Este é um reconhecimento que ganha cada vez maior força e justificação. Os movimentos de derrubadas de estátuas ocorridos recentemente na Europa e na América do Norte nada mais são que sintomas desse processo. Ruas, praças e mesmo cidades encontram-se em processo de mudança de denominações pelo simples fato de que seus moradores não aceitam mais idolatrar pessoas e instituições envolvidas com a degradação e extermínio de tantas vidas humanas. No Brasil, por outro lado, entre argumentos indignos do menor respeito que afirmam ter sido a escravidão um “mal menor” na história do país ou, o que é ainda mais vergonhoso, de que os africanos teriam sido escravizados praticamente “por vontade própria” e, nessa condição, teriam chegado aqui, continua ainda por ser feito um debate mais amplo sobre as reais implicações dessa violência colossal na formação desta sociedade. Debate que abandone os mitos e preconceitos construídos e reforçados ao longo de séculos para tratar apenas e tão somente da realidade cotidiana de quem foi tirado à força de suas terras e trazidos em grilhões nos porões de navios infectos, nos quais a simples sobrevivência teve de ser paga com um grau até então inaudito de sofrimento.
Se é verdade que a escravidão é uma vergonha universal, também é verdade que este país, que deve sua própria formação ao trabalho realizado por milhões de mãos e pés cativos, mais uma vez tem confirmado seu empenho em ocupar os lugares de menor destaque entre as sociedades que tem refletido sobre o assunto.

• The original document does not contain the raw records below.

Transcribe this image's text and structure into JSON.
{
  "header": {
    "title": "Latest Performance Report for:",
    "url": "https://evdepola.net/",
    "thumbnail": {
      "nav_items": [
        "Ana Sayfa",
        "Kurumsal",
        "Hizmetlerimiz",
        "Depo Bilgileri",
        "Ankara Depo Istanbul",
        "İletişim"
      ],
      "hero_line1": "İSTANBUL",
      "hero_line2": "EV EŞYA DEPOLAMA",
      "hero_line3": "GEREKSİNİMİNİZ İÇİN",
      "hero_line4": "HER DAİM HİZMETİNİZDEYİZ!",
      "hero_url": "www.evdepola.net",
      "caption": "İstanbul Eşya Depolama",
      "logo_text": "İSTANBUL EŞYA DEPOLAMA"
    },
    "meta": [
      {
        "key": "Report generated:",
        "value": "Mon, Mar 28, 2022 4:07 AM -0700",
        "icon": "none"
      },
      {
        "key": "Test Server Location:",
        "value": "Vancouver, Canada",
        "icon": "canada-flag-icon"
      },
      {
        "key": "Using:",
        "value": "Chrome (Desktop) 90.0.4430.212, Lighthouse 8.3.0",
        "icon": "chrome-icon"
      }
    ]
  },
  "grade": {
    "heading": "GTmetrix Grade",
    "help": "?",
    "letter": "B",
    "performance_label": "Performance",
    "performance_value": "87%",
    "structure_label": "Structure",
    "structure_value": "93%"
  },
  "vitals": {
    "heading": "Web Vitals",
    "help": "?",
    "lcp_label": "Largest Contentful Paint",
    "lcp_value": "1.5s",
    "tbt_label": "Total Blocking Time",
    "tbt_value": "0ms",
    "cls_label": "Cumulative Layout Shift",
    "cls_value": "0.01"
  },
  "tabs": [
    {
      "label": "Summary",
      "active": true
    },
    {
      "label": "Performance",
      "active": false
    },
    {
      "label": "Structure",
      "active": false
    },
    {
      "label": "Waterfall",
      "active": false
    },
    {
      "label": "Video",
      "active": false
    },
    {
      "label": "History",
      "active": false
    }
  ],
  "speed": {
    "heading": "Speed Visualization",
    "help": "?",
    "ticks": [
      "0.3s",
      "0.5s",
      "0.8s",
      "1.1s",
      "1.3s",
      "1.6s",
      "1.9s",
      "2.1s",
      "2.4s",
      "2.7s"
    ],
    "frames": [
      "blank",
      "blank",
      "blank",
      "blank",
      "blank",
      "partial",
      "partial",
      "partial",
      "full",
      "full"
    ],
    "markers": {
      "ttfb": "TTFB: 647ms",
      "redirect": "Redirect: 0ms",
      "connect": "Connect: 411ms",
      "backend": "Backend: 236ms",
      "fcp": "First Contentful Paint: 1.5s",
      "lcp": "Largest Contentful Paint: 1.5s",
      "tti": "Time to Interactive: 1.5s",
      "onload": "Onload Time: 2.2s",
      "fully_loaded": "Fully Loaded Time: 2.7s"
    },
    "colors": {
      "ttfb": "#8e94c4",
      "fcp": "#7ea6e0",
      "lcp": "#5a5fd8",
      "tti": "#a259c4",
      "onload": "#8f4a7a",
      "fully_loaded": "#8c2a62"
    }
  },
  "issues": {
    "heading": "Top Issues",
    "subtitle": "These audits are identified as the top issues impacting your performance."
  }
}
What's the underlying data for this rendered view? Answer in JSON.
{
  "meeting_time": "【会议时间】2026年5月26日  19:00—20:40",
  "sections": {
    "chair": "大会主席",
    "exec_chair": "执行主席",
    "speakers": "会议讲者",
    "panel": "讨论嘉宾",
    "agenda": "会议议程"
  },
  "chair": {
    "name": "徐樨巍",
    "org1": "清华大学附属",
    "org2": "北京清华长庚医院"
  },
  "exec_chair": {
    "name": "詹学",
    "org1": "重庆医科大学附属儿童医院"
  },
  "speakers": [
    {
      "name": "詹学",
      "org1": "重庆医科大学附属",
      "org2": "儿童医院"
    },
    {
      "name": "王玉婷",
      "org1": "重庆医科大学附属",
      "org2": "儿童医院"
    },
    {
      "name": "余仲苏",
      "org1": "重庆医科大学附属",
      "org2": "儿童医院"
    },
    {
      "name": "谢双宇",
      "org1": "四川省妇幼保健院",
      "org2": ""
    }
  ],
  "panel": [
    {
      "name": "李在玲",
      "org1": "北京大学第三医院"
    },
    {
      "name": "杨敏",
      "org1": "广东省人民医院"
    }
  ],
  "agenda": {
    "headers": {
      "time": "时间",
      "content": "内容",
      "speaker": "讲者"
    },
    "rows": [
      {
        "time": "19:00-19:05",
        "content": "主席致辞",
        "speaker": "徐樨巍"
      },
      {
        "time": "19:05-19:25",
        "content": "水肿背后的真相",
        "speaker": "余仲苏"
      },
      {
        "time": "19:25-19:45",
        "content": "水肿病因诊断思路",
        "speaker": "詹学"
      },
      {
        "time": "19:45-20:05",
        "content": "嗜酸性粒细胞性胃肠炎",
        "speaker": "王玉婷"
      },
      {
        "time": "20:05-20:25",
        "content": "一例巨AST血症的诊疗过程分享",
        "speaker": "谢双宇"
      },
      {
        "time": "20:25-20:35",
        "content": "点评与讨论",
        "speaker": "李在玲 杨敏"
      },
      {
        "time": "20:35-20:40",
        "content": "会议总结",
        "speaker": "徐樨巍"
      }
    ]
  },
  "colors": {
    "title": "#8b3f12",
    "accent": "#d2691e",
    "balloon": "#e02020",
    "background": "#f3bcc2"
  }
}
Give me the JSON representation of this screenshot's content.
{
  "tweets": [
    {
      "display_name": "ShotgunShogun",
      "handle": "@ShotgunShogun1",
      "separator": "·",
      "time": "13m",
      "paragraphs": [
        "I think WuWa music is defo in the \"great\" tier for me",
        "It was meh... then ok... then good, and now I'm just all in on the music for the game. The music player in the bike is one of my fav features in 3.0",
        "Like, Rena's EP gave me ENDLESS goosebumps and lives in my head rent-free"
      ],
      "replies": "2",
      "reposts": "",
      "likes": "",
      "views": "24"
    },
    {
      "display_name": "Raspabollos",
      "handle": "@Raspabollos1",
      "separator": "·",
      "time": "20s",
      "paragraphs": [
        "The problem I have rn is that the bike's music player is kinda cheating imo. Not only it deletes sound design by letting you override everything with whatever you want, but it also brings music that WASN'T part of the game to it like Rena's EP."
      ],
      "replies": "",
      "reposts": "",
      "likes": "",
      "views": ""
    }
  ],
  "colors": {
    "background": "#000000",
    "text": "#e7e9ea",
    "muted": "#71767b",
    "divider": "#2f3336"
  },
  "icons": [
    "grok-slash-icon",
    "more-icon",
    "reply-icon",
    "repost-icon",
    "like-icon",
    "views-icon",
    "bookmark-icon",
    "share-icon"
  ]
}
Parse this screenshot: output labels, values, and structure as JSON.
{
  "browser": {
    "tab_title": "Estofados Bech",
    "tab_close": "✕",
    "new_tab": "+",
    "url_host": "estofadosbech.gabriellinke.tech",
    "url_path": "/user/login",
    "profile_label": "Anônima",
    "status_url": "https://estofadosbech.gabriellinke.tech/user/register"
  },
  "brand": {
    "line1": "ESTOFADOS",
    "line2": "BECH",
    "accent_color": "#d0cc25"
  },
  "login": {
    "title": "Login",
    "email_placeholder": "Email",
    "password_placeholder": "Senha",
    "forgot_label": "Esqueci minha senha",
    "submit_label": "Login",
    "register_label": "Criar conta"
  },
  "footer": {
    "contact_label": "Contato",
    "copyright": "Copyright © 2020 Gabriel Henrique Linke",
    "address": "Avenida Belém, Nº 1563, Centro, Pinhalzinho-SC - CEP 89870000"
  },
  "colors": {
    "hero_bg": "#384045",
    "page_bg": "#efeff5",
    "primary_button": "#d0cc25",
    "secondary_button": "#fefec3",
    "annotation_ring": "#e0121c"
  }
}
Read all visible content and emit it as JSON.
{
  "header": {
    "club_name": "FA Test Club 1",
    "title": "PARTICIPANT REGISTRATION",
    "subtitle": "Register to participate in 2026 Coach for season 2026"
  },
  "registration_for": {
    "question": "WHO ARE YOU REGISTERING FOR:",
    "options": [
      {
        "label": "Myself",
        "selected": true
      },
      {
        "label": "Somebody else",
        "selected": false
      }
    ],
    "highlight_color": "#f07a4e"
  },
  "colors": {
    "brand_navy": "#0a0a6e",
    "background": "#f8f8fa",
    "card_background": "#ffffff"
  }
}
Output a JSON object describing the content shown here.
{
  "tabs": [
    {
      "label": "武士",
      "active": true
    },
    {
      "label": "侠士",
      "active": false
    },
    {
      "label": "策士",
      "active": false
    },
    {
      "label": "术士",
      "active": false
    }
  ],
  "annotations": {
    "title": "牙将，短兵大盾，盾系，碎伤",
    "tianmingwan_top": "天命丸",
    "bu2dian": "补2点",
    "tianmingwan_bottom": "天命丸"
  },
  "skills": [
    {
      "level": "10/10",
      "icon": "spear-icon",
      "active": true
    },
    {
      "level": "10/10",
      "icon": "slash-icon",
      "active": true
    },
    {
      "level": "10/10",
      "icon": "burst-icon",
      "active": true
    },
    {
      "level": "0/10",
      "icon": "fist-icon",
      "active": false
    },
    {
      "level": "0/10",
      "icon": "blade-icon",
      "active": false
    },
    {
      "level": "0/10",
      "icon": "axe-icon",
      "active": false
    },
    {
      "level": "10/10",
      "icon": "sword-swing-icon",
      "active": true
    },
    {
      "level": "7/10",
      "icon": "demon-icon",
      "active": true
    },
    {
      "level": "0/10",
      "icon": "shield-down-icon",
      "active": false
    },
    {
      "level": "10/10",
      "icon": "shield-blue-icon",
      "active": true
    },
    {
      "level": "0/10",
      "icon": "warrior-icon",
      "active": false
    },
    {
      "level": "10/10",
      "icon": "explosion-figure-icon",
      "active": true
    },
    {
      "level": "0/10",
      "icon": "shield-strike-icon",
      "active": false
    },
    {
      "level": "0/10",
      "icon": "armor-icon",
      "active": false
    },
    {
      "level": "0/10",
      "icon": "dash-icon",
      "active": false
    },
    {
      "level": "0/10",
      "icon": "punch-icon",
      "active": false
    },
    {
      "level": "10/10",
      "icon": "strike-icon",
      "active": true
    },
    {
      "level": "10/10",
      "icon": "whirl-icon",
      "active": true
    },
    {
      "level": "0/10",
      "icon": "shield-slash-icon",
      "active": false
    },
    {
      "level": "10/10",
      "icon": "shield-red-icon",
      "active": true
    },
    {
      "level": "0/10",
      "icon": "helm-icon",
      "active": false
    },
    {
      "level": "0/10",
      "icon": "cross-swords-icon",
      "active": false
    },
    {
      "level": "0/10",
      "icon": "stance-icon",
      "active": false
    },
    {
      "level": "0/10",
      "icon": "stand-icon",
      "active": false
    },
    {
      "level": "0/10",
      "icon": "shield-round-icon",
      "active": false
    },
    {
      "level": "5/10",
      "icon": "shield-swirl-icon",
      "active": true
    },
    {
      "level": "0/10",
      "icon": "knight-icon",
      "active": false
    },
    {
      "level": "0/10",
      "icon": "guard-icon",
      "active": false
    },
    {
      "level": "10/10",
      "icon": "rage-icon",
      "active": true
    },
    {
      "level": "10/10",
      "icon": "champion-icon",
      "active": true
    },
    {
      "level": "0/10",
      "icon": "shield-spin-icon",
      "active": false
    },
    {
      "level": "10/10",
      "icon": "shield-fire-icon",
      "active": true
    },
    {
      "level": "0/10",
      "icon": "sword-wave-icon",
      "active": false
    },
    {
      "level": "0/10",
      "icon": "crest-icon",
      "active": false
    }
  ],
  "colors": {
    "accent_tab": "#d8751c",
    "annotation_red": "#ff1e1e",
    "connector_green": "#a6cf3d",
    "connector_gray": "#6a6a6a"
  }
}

De fato, à merecida posição de destaque ocupada por intelectuais e pesquisadores que denodadamente têm se dedicado ao estudo da escravidão em seus múltiplos desdobramentos, opõe-se uma certa apatia e indiferença pelo tema nos diversos estratos sociais, principalmente das classes médias e das mais abastadas. Como repete o jornalista Eduardo Bueno, com insistência, em seu influente canal do YouTube, “povo que não sabe de onde veio não tem como saber para onde vai”. Verdade inquestionável que, fato de difícil compreensão, os brasileiros insistem em ignorar comprazendo-se, ao invés, de repetir os mesmos erros do passado com a mesma inocência e utilizando as mesmas desculpas pueris já amareladas e desgastadas pelo uso. Chegará o dia em que a sociedade brasileira finalmente abandonará essa postura infantil para encarar-se de frente, desnuda, no espelho da História, como outros povos já fizeram e seguem fazendo? Difícil responder que sim. Mas a obrigação de ofício me impõe o dever de seguir acreditando. Até a próxima!